Tuesday, April 23, 2013

All along the Watchtower


I've seen lunar eclipses and desert sandstorms,and lightning that made my hair stand on end'

I've seen fires burn so hot,they made their own weather.

I've watched deer and elk frolic in the meadow below me,and pine trees explode in a blue ball of smoke.


If there's a better job in anywhere on the planet,I'd like to know what it is.


Phillip Connors: Fire Season.

'Fire Tower'...interesting!.. I'd been looking at the OS map of my backyard, looking for some new local walks where I could take the hound,and my eyes alighted on the above feature. In the state owned forests of the UK, fire towers- or forest look out points- are few and far between,unlike over in the States where remote Fire Towers are often manned-or even wo-manned- by firewatchers who are often on duty for up to six weeks at a time,at these isolated stations.

Some regarded literary figures have been employed as Fire Watchers at one time or another. Notably Jack Kerouac and Edward Abbey. Both authors recording their lives in the forest through works such as Kerouac's Dharma Bums.However, the best literary work I've ever read in this field was Phillip Connors fairly recent book Fire Season. It's a fascinating and well written work which details his decade in the wilderness atop a fire tower on a remote mountain above millions of acres of forest which stretched as far as the eye could see.

With the advent of satellite technology, Firewatching in the US is going the way of Lighthouse keeping over here. However, the biggest forests in the US are still employing fire watchers who often need pack horses and muleteers to ferry their provisions to the work stations which might be days away from a highway.
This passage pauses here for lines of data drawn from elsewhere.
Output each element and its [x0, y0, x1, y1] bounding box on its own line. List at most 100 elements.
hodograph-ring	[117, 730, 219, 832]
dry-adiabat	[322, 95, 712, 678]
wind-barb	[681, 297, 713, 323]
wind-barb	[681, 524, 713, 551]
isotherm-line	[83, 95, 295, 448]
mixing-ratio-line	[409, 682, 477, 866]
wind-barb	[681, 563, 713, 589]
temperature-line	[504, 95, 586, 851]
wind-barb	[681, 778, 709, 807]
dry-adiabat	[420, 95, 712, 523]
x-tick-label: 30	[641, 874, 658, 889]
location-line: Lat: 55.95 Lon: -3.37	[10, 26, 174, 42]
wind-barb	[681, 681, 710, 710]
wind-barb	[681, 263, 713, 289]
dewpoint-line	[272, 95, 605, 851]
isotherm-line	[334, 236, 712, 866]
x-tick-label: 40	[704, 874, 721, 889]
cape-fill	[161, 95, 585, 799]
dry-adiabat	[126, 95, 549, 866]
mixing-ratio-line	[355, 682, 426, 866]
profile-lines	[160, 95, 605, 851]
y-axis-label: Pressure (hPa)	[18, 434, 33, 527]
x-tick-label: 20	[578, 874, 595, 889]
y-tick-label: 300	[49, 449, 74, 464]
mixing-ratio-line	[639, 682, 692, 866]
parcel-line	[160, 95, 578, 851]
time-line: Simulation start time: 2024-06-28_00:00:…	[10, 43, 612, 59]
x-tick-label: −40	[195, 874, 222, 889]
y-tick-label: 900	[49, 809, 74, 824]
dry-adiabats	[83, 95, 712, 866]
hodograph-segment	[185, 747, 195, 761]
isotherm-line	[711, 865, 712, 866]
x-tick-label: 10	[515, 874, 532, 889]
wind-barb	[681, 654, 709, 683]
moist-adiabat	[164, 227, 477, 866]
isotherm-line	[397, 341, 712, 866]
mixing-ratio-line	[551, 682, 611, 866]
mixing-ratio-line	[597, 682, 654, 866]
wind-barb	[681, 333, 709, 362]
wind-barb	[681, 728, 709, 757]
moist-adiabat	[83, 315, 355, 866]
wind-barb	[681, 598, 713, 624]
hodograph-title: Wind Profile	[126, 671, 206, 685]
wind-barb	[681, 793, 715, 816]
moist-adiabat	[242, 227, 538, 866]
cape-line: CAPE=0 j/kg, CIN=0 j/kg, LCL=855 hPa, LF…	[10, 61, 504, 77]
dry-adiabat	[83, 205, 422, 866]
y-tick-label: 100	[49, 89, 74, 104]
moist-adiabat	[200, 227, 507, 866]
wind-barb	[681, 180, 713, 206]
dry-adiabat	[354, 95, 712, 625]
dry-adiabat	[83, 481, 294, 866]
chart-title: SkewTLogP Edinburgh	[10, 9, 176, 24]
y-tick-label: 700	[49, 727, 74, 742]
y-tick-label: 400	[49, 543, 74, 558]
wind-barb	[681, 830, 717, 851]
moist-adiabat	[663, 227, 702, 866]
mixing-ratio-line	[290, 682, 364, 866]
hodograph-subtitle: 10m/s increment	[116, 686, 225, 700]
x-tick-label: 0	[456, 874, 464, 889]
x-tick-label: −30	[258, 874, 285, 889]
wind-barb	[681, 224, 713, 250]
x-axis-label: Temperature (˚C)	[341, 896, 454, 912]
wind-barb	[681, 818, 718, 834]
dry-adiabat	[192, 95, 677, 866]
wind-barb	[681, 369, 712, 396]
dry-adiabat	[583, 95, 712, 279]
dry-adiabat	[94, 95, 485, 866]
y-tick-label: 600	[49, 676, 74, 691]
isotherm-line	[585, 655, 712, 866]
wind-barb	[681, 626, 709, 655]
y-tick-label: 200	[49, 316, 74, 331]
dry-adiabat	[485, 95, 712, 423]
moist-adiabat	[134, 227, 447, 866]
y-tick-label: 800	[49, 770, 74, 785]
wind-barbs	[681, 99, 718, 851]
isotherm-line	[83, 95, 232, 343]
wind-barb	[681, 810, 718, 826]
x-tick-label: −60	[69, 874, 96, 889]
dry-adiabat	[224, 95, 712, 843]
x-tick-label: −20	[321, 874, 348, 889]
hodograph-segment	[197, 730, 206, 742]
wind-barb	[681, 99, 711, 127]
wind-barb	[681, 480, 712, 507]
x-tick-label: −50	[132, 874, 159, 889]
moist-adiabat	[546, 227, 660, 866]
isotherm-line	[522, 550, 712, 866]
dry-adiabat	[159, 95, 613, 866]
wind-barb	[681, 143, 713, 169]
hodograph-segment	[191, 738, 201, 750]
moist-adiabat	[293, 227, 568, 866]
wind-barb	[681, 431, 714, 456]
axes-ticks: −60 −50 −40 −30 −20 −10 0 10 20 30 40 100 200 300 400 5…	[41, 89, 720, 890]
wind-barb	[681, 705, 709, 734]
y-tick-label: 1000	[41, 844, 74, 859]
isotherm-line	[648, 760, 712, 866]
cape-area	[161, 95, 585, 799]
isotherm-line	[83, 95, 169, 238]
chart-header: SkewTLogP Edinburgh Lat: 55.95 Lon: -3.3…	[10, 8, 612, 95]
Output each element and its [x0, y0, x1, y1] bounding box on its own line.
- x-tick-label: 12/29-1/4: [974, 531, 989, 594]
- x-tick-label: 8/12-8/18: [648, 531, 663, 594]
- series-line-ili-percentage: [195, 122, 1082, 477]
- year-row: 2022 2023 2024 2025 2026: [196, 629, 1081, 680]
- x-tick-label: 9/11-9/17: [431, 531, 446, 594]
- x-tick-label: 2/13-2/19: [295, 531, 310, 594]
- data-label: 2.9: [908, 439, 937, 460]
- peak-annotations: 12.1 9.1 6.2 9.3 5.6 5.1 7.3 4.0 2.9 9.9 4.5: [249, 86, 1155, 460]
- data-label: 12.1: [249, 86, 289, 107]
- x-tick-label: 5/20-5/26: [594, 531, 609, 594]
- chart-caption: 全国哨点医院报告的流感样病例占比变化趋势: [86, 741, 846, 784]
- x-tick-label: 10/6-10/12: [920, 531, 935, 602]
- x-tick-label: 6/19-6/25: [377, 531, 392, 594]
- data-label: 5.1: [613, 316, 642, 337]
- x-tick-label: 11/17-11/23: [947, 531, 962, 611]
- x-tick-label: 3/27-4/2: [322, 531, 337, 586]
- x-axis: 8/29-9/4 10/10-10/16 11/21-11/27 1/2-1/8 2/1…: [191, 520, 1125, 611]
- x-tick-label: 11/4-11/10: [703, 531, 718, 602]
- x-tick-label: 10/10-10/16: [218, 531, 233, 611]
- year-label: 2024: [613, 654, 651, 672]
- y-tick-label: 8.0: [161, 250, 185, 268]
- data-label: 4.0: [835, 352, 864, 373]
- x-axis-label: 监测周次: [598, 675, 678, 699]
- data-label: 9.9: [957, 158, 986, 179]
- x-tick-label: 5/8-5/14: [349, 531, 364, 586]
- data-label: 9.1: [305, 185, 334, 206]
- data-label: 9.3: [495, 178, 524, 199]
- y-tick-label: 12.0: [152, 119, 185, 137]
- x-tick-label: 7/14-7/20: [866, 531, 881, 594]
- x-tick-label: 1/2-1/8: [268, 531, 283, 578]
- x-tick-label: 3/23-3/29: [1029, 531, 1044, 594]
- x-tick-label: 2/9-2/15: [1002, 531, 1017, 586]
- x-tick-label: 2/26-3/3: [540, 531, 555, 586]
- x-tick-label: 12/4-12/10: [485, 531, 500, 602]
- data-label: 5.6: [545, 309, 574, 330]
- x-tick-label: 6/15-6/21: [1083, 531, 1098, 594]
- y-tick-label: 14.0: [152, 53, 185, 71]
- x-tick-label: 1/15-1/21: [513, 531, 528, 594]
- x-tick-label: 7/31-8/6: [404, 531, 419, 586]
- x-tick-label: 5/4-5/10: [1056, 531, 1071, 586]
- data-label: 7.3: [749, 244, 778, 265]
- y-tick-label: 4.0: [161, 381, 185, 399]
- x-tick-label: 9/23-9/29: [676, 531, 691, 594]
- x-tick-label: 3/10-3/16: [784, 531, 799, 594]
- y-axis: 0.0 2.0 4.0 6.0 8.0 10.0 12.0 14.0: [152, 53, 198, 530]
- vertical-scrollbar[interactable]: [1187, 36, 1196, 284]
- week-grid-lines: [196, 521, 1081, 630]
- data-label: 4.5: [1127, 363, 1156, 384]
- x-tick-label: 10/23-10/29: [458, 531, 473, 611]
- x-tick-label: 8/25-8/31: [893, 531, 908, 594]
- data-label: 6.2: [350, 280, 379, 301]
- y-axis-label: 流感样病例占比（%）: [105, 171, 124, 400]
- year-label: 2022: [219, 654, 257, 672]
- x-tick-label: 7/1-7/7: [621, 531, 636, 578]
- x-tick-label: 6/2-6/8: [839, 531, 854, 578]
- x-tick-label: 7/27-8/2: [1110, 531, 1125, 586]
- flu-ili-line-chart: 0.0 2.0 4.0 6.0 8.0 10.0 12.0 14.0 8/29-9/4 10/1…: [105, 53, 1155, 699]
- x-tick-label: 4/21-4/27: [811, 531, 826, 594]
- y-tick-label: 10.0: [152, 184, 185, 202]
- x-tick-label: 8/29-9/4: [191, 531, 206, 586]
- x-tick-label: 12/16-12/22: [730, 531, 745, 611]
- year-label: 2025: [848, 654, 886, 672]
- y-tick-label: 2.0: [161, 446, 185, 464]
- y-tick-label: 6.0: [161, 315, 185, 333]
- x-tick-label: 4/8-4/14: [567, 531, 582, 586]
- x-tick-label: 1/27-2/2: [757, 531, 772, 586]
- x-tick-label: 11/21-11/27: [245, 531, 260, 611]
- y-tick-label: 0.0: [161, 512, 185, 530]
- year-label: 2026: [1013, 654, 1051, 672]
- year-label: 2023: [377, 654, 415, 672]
Once they are there, they usually remain on the job for over a month. The work routine involving the daily ritual of climbing the tower to scan the horizon for tell tale wisps of distant smoke-usually started by lightning strike. At the end of their shift,they climb down and settle into their simple cabin abode which of course is inevitably without main services. But why don't you just read Fire Season to get the full romantic picture.

As for my Fire Tower. I set off to find it but any fire breaks had been taken over by the self seeded conifers which made the direction I was heading for impossible to reach. I'll try again perhaps later this week via another route. I have an image of a rusting tower, unseen and unused for decades ,reaching up into the sky supporting a viewing platform. Perhaps it's fallen down and all that remains is a twisted scattered hulk? There must be something there though?...Watch this space.